Skuce became a staff cartoonist at the Ottawa Journal, and later moved to work at the Toronto Sunday World in 1909, working there until 1923. He was the first Canadian cartoonist to draw three-colour front page illustrations, which allowed him to display his fine-art skills. In 1914, Maclean's described him as a rising genius in his field.

In 1923, Skuce moved to New York City to work in animation for Bray Productions, a studio founded by J.R. Bray. He later moved into comic strips, producing Cash and Carrie (similar in format to Tillie the Toiler and Dumb Dora) in 1926, initially for the Merit Newspaper Corporation and later for the Bell Syndicate. After Cash and Carrie was cancelled, he created Mary Ann Gay for United Press Features. At the end of 1928, he returned to Canada to work for The Mail and Empire, and also opened Lou Skuce Studios, which had its offices at the Old Toronto Star Building at 80 King Street West.
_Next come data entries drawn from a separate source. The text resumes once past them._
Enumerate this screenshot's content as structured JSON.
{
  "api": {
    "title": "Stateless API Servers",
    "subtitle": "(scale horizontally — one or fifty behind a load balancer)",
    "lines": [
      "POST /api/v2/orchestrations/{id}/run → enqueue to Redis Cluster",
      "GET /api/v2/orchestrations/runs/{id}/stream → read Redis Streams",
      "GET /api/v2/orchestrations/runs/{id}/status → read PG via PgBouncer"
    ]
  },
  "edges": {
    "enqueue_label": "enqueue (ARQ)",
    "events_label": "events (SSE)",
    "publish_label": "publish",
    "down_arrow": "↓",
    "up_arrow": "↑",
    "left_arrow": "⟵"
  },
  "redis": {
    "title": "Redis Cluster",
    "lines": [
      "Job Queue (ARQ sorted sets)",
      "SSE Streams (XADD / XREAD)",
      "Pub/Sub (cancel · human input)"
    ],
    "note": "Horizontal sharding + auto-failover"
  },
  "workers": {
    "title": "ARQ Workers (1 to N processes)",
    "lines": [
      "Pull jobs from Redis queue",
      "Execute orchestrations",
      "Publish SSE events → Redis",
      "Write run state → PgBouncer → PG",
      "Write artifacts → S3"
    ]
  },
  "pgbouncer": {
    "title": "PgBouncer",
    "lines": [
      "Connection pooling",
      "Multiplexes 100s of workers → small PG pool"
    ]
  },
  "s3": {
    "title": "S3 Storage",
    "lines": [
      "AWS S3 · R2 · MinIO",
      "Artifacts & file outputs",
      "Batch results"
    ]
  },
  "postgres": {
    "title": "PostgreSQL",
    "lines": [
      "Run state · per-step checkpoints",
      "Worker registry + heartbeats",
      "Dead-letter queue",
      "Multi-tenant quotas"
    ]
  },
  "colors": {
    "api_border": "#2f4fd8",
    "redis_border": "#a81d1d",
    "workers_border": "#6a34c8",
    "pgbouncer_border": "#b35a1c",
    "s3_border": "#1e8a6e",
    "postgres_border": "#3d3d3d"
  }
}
When The Mail and Empire was acquired by The Globe in 1936, he decided to work strictly freelance.

During World War II, he did work for several comic books produced by Bell Features.

He was also noted for a series of murals that he created for the Toronto Men's Press Club. (Note: now known as the Toronto Press and Media Club) They were shown throughout the Canada by newsreel and various publications, and were notable because Skuce drew them all in the living room of his home, relying solely on experience and memory.

===Work in the theatre===
During his time in New York, Skuce became interested in playwriting and acting, and several of his plays (including Bill of 13) were produced. His interest continued afterwards, and at his death he was president of the Toronto chapter of the American Guild of Variety Artists.

===Work for the Toronto Maple Leafs===
Skuce had done a cover for a program for the Toronto Maple Leafs during their last season in the Arena Gardens in 1930, and did their first program when they moved to the then-new Maple Leaf Gardens in 1931. His artwork was also used in licensed jig saw puzzles in the 1930s, including one with the 1932 Stanley Cup Champions Maple Leafs.

===Impact===
Writing about his style, Toronto Telegram columnist Ted Reeve once said, "Lou [Skuce] was a horse for work. Nothing was too much trouble, no detail in his work too small for him to look after."

Skuce's fame did not last long after his death, as he had focused strictly on cartooning unlike contemporaries such as C.W. Jefferys, and none of the characters he created remained in the public consciousness unlike those by James Simpkins or Doug Wright. Interest in his work revived in the 21st century, and a retrospective of it was shown at the Toronto Comic Arts Festival in 2016.

He was instrumental in pushing for the creation of the Lou Marsh Memorial Trophy, which is awarded annually to Canada's top athlete, whether professional or amateur.